Ich wusste nicht, wo ich hin sollte. Im Präsidium wartete nur mein Chef auf mich, der nichts besseres zu tun haben würde, als mich anzuschreien, in der Pathologie lauerten mir schwangere Frauen auf, die nichts besseres zu tun hatten, als mich zu bedrohen und... was blieb da noch. Der Tatort war sauber und... ich hatte eine Spur. Naja, etwas, das einer Spur nahe kam. Naja... ich hatte irgendwas, womit ich den Nachmittag totschlagen konnte.
Also machte ich mich auf den Weg. Leider wusste ich nicht, auf welchen, aber dann kam ich auf die blendende Idee, einfach mal in die Akten zu schauen, die ich schon den ganzen Tag mit mir herumschleppte. Das half weiter! Ich war selbst überrascht.
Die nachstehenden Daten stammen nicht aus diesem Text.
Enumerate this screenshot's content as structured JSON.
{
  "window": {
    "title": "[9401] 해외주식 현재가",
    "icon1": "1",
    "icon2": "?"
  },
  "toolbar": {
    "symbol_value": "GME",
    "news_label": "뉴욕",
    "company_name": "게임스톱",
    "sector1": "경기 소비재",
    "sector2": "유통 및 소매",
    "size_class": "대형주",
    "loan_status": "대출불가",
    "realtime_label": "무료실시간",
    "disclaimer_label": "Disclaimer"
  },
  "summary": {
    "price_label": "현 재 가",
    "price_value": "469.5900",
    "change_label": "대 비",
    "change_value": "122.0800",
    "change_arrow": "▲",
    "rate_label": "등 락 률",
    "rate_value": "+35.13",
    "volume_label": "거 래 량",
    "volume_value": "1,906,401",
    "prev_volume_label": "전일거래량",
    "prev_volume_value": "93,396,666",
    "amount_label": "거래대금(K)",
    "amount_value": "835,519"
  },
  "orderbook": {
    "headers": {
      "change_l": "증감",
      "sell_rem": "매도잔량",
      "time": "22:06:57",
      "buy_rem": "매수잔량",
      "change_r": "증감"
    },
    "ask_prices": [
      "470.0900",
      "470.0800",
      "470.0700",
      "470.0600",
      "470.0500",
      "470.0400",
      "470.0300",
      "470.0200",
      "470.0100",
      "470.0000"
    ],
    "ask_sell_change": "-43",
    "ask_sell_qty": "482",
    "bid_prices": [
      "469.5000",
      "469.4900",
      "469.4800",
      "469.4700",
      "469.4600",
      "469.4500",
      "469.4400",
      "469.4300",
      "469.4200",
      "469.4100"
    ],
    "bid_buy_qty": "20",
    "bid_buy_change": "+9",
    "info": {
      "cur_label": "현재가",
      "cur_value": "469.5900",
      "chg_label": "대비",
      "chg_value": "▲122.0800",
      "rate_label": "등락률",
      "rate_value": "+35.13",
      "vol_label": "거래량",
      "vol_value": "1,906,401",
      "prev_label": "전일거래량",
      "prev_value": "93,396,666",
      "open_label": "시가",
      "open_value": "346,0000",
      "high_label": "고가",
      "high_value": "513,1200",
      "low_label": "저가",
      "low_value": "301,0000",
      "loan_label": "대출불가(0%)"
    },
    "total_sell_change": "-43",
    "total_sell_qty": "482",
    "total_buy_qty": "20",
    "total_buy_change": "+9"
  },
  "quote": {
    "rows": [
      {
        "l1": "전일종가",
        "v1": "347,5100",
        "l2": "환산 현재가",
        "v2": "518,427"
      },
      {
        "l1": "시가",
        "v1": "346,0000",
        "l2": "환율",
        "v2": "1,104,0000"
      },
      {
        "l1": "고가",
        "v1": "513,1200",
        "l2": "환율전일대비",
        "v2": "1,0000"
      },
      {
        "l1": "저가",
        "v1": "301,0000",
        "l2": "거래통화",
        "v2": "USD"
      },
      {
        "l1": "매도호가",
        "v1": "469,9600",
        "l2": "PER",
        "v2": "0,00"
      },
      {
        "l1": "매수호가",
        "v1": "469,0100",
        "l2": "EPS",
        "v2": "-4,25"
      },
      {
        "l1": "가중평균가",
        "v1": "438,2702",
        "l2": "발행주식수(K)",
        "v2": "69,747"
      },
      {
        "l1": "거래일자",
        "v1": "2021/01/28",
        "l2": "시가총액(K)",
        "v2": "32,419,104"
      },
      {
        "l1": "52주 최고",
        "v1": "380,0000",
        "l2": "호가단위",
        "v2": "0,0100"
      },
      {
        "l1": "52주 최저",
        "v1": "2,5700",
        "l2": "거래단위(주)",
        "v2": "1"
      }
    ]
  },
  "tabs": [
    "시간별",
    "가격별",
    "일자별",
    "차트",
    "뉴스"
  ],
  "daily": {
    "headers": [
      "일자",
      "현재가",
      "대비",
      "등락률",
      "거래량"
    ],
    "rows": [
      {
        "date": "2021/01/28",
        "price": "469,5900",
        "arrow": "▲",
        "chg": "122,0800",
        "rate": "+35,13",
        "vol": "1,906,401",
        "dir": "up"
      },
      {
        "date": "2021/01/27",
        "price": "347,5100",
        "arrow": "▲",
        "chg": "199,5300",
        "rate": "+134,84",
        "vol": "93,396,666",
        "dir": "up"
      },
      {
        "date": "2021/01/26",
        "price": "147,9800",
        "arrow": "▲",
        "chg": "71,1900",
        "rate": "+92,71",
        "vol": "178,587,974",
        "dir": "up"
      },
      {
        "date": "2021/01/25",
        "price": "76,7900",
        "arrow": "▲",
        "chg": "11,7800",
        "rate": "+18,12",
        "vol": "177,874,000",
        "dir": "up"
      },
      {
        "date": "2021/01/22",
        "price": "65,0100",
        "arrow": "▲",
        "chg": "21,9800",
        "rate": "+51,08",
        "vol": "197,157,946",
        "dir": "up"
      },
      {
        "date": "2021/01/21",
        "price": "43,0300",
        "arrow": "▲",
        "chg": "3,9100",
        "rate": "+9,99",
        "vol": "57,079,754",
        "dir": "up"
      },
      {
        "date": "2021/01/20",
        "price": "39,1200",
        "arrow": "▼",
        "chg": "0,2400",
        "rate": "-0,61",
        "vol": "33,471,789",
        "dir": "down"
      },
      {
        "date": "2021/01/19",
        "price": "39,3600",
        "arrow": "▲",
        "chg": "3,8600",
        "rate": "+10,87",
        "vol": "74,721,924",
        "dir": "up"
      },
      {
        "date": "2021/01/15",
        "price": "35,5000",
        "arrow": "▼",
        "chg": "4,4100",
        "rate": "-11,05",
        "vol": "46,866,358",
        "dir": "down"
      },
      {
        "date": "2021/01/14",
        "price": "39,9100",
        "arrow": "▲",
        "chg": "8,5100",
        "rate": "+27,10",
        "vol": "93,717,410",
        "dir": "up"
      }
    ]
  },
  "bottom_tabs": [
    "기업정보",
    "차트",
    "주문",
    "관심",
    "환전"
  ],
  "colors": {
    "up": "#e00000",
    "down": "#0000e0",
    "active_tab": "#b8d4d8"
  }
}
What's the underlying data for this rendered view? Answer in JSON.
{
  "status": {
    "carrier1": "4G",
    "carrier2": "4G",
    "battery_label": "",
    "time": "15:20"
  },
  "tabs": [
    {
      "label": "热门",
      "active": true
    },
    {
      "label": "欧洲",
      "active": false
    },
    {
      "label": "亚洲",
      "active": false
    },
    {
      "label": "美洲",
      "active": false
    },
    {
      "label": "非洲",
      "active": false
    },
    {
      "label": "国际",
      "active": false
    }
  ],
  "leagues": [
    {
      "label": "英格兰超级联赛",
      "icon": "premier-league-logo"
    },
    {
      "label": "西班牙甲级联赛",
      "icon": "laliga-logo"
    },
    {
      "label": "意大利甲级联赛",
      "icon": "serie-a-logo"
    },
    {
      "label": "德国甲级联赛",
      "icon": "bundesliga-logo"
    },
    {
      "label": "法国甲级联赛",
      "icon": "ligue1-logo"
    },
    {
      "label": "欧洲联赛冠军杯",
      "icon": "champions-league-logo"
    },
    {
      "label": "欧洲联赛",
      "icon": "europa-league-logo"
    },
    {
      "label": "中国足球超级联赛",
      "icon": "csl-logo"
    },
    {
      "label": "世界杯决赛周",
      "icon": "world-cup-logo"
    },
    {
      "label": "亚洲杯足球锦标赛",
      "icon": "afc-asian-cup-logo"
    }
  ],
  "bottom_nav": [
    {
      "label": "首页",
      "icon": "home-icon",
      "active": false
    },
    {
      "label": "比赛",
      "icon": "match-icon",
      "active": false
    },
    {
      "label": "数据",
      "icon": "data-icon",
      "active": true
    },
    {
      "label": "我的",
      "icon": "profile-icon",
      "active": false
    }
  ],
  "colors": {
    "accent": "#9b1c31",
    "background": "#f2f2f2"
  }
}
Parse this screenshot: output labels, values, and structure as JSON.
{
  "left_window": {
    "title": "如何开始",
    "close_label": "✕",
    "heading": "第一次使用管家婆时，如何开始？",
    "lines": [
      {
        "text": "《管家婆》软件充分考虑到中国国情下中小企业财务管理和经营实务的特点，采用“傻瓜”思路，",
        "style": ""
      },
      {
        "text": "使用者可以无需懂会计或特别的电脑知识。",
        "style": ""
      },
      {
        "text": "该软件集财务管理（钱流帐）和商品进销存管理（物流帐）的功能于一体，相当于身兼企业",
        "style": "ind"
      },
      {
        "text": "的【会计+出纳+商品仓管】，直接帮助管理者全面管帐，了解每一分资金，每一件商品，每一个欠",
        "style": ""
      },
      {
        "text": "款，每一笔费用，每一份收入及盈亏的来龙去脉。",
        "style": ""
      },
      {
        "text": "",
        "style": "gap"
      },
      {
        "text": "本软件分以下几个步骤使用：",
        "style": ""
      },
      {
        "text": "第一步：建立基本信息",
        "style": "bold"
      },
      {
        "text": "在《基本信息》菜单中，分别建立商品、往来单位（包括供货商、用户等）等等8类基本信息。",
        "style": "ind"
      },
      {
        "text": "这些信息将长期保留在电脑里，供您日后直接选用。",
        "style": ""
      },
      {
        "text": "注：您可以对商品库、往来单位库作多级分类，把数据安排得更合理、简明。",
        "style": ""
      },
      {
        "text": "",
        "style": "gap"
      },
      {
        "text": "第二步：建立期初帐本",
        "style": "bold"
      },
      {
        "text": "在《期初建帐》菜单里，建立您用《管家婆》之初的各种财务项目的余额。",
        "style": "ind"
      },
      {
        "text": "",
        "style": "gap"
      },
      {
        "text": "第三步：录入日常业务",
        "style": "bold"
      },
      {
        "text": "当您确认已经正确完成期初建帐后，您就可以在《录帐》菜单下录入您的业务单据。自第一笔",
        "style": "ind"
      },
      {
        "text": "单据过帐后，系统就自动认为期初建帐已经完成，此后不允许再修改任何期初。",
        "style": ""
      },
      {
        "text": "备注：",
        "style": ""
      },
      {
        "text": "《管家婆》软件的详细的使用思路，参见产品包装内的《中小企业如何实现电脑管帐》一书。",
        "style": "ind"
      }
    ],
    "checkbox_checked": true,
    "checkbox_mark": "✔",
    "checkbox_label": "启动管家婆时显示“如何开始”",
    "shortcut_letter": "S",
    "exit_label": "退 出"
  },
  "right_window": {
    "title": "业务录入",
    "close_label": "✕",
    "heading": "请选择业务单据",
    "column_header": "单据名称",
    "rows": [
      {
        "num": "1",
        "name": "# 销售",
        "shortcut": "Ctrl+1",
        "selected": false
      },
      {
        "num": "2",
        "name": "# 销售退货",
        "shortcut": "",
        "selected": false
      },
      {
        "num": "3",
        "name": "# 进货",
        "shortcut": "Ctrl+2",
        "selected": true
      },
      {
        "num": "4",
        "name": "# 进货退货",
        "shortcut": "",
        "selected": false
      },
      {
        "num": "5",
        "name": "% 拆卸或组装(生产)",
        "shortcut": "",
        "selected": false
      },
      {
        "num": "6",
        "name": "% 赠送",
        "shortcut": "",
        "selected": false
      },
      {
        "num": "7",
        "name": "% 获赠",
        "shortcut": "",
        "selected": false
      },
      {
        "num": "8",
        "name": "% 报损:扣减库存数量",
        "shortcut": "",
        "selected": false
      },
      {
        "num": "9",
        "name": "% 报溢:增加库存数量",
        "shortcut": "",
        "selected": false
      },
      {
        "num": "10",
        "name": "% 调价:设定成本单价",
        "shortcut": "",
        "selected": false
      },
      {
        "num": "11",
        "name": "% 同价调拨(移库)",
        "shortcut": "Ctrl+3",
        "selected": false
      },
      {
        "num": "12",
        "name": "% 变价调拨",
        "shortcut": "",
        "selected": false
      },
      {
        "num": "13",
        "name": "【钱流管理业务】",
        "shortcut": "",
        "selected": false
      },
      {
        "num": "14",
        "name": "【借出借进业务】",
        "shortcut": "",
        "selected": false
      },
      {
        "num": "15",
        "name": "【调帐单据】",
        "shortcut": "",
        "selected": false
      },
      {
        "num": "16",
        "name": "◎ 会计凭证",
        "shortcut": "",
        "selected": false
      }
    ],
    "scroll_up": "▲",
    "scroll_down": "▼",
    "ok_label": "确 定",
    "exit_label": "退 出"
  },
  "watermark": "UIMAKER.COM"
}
Also, was stand da über die fünf ermordeten Fliesenleger... Wo hatten sie eine Lehre gemacht? Es... stand natürlich nicht drin. Super. War ja klar. Warum sollten die Antworten auch einfach sein? Ich hängte mich ans Telefon und klapperte die Firmen ab, bei denen die Toten gearbeitet hatten.
Da ich keins dabei hatte, fuhr ich dafür wieder in die Pathologie. Anschließend verglich ich meine Ergebnisse mit Dr. Schnippler, den das alles merklich nicht interessierte.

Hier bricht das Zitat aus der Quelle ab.